Jones says he's bound and determined to hold the line on Smith


ASHBURN, Va. -- The plot keeps thickening in the Emmitt Smith mystery.

Will the Dallas Cowboys' two-time NFL rushing champion be in uniform Monday night when the Super Bowl champions open the season at RFK Stadium against the Washington Redskins?

Nobody knows, but it was the main topic of conversation both in Washington and Dallas.

Dallas owner Jerry Jones and coach Jimmy Johnson said they think it's 50-50 Smith will play while coach Richie Petitbon of the Redskins and quarterback Troy Aikman of the Cowboys said they expect Smith to end his holdout in time to play the game. Smith was home in Florida and not available for comment.

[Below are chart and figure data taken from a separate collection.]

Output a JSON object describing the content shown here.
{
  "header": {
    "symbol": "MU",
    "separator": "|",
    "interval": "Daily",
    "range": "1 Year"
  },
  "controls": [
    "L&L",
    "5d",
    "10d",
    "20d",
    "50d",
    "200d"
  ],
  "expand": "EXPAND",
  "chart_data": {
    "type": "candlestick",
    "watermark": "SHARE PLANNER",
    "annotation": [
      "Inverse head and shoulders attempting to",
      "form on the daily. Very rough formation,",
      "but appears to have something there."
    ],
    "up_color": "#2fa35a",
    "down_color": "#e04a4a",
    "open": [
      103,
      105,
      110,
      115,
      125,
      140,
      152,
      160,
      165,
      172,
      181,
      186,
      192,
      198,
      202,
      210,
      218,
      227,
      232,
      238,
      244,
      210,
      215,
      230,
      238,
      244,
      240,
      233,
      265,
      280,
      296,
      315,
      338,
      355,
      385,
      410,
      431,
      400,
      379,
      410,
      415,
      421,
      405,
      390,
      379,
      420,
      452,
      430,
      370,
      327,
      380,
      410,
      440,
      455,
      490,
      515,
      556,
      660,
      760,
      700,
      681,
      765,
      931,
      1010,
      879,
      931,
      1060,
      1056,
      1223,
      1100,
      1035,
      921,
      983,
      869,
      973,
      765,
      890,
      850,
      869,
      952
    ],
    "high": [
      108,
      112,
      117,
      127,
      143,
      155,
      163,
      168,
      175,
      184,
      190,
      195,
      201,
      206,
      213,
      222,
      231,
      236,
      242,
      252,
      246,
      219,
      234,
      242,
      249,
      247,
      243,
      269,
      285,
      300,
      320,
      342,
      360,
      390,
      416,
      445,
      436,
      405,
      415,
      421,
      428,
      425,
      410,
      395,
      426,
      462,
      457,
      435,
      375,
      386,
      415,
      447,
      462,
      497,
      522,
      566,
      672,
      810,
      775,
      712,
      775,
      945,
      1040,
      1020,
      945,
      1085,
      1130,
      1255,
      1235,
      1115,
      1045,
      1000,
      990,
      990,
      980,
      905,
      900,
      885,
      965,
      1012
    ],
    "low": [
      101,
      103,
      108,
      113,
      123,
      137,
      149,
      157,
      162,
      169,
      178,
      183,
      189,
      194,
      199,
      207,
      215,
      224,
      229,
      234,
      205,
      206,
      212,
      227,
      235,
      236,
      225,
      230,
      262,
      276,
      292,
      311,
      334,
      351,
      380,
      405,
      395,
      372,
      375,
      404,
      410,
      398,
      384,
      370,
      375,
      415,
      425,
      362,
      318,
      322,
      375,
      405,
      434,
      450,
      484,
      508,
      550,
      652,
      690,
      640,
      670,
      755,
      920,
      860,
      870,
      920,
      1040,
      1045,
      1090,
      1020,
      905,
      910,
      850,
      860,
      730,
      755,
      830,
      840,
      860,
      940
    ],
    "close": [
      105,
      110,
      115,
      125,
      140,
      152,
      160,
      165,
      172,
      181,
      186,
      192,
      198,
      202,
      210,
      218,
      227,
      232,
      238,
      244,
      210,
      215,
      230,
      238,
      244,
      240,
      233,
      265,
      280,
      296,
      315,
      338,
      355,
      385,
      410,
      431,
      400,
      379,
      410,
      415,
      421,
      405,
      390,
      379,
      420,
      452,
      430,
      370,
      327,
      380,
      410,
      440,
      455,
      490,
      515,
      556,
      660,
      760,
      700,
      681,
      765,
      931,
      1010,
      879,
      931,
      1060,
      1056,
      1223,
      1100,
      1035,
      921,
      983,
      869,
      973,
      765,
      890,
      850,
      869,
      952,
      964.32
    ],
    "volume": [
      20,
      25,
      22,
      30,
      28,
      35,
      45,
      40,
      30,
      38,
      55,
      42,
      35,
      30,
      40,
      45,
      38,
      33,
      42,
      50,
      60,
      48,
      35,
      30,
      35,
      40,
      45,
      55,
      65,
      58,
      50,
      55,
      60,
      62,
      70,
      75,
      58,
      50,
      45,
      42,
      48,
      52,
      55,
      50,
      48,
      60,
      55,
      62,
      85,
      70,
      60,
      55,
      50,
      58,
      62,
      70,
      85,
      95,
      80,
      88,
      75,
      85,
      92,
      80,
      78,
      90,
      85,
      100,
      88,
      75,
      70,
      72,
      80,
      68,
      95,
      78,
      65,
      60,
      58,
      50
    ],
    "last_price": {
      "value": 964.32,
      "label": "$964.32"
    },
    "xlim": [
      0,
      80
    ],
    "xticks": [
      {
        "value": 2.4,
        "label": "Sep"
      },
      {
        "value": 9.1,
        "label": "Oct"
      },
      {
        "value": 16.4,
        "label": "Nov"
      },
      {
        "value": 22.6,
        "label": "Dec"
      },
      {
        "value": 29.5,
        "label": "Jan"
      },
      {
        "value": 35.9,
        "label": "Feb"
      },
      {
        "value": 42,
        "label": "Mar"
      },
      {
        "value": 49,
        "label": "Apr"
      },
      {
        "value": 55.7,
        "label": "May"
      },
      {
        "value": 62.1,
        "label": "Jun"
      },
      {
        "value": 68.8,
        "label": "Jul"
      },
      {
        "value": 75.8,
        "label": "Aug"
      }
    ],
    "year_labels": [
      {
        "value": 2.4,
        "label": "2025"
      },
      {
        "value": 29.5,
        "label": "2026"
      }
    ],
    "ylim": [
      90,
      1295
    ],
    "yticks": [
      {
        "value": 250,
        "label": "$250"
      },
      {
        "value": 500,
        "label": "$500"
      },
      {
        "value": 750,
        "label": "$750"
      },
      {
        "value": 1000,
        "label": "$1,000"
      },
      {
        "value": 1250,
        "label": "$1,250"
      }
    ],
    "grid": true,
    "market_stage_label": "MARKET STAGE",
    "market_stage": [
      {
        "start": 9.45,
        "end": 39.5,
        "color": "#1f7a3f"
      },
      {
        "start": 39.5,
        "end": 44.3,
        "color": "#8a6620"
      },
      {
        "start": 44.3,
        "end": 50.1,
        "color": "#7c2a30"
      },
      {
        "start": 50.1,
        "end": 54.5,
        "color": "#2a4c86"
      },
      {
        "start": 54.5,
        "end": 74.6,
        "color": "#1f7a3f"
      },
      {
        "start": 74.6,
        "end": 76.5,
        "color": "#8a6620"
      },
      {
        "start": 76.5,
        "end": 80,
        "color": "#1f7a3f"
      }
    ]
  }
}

The only certain thing is that he'll play as long as he signs before the 9 p.m. kickoff.

"If he comes in later in the week, we'll play him. I hope he's in pretty good shape," Johnson said.

If Smith doesn't sign, the Cowboys will start rookie Derrick Lassic at running back.

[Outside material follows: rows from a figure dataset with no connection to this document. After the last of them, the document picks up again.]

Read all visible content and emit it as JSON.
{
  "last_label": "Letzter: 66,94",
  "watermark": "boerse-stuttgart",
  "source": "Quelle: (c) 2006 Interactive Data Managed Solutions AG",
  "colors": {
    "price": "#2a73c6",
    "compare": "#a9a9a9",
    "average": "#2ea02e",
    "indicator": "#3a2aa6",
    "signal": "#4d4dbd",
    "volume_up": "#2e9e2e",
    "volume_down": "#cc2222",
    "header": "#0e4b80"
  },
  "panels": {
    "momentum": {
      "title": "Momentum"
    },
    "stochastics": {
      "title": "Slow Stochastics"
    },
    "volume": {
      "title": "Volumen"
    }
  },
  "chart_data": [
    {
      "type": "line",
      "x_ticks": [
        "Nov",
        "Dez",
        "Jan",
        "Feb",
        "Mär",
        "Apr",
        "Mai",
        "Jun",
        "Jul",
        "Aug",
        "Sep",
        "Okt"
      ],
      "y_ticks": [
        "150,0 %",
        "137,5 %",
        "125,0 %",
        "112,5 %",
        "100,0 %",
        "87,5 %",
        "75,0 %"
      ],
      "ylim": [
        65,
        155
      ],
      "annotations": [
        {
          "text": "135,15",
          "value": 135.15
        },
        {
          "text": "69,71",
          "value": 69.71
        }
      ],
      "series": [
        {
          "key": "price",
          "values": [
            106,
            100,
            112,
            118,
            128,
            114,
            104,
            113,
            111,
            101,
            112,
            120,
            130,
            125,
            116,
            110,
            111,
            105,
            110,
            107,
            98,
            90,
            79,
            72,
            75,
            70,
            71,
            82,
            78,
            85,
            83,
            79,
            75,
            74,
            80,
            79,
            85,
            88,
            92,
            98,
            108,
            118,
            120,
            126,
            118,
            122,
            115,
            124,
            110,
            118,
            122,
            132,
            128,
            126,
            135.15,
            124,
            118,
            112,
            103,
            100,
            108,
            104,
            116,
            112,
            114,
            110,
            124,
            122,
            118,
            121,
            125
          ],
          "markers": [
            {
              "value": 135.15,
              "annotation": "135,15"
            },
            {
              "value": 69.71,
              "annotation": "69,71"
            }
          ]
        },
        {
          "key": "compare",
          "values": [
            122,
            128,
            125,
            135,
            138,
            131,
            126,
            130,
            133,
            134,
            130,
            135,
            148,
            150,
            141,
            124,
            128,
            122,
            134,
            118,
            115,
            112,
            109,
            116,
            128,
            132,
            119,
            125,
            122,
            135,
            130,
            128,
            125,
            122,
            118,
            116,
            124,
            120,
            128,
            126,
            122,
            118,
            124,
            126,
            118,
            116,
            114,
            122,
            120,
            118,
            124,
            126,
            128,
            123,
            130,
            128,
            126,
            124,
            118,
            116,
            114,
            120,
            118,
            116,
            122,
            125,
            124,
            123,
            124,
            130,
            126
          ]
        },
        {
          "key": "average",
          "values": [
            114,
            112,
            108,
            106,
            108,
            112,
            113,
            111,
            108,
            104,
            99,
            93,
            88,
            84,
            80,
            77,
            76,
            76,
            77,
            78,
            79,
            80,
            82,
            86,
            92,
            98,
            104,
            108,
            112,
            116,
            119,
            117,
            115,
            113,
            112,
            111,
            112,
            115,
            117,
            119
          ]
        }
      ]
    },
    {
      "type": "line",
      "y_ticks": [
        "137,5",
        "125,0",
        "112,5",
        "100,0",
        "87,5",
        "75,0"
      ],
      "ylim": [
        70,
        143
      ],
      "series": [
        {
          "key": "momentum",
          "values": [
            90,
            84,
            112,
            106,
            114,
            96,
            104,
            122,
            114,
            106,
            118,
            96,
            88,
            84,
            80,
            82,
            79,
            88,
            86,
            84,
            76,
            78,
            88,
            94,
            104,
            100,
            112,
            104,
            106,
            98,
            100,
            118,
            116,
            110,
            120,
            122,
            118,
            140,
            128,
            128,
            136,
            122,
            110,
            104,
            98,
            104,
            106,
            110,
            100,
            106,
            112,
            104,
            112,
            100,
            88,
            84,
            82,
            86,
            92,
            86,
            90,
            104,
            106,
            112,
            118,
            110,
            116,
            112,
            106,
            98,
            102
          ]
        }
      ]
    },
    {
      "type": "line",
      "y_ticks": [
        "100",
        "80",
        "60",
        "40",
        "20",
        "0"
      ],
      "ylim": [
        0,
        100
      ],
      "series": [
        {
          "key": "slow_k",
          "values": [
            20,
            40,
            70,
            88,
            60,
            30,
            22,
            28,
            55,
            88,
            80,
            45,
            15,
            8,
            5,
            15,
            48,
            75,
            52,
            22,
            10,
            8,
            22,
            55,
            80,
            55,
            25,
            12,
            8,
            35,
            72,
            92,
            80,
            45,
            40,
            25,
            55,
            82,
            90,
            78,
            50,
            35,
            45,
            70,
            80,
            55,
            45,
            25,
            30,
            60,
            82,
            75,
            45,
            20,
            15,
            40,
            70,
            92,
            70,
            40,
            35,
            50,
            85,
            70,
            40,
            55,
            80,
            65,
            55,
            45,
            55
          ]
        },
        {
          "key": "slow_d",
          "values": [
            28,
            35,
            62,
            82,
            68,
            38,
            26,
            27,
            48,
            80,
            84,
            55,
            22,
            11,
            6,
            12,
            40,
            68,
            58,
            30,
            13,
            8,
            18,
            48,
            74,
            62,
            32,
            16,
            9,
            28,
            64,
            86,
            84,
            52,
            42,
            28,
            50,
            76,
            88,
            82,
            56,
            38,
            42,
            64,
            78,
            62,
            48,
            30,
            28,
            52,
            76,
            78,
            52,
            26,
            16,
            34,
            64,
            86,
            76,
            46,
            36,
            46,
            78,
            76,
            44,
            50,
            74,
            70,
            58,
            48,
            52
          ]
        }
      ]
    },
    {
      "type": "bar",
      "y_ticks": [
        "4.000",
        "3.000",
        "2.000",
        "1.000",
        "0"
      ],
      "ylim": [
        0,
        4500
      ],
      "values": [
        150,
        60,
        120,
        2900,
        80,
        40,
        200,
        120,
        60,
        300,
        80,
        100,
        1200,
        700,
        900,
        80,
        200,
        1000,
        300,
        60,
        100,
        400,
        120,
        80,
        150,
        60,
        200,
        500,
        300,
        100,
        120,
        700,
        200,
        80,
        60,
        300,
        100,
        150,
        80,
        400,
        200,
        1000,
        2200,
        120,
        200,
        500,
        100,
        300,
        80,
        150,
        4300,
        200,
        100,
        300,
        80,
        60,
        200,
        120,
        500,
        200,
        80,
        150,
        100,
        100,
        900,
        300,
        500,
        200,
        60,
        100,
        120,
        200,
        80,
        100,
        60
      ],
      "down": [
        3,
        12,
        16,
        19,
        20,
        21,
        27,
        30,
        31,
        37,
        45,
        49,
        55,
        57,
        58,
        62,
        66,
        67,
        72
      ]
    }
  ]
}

Petitbon said he still thinks Smith will sign because wide receiver Michael Irvin signed a few days before last year's opener against the Redskins and caught five passes.

"History has a way of repeating itself," he said.

Aikman said, "I'm confident something will be ironed out this week. We players feel that way. I think he will play Monday night."

Aikman said Smith's absence has already become a distraction and said, "Emmitt's a strong-willed person and he's not coming in until he's satisfied with the offer."

Jones spent an hour on the phone from his office with reporters at Redskin Park yesterday explaining why he doesn't plan to match the $3.375 million deal the Buffalo Bills gave Thurman Thomas.

Jones said there's no point in using the franchise player designation on Aikman because the going rate for a franchise quarterback (the average of the top five highest paid quarterbacks) will be over $4 million. He said he will have to pay Aikman that to keep him.

"Troy's going to get his," Jones said. Since the franchise rate for the top five running backs is less than $3 million, he's willing to use the designation on Smith and force him to play for less than Thomas.

"Emmitt's going to have to make some sacrifices," he said. "It's like telling a player he's not a starter. He doesn't like it. He doesn't want it. It makes him sad."

Jones said he needs the money he'll save on Smith to pay the other players to keep the Super Bowl team together when the salary cap kicks in next year.

"Any extra dollars I'm paying Emmitt, only a small percentage comes from my pocket. They are the players' dollars. What I'm legitimately pushing for here is several hundreds of thousands or millions of dollars to pay the other players," he said.

He said the other players eventually will appreciate the fact he held the line on Smith.

"When reality [salary cap] sets in, which is only four or five months from now, these players will look and say, 'Boy, I'm glad you've got an extra $400,000-$500,000 or $700,000 because we need somebody to block and tackle,' " he said.

Jones doesn't think it's unfair to pay Aikman and use the new franchise designation to put a cap on Smith's salary and keep him from becoming a free agent.

"I have no guilt about putting the restriction on Emmitt. The system was set up to restrict players, to restrict the market place. I don't intend to pitch that option out the door. We're going to have him or he's not going to play," he said.

The only flaw in Jones' argument is that Smith is holding out.

"I don't know that any of us have made the kind of money that has made us happy," Jones said.

Jones said he spent over four hours on the phone Tuesday with Smith's agents, Richard Howell and Pat Dye Jr., and said no progress was made.

But he's willing to wait Smith out even if it means losing a few games. He is offering Smith $9.1 million for four years and has indicated he'll go up to $10 million to $12 million.

"There's no way he'll retire and forgo $10 million-$11 million over the next four years. I wouldn't be doing my job if I didn't bring Emmitt in for as little money as I can," Jones said.

Meanwhile, Johnson has to try to prepare to beat the Redskins without Smith.

"I would love to have Emmitt Smith, but there's nothing I can do about it. If I sit here and pull my hair out, it won't help the team," he said.

Will he pull it out after the game?

"My hair will be fine after the game," Johnson said.

NOTES: Petitbon is getting into the traditional paranoia before a Dallas game: He closed practice to reporters yesterday. He said he'll close practice for "every game against Dallas." . . . Linebacker Andre Collins (knee) was listed as doubtful for the game and didn't practice, but Petitbon is no longer ruling him out.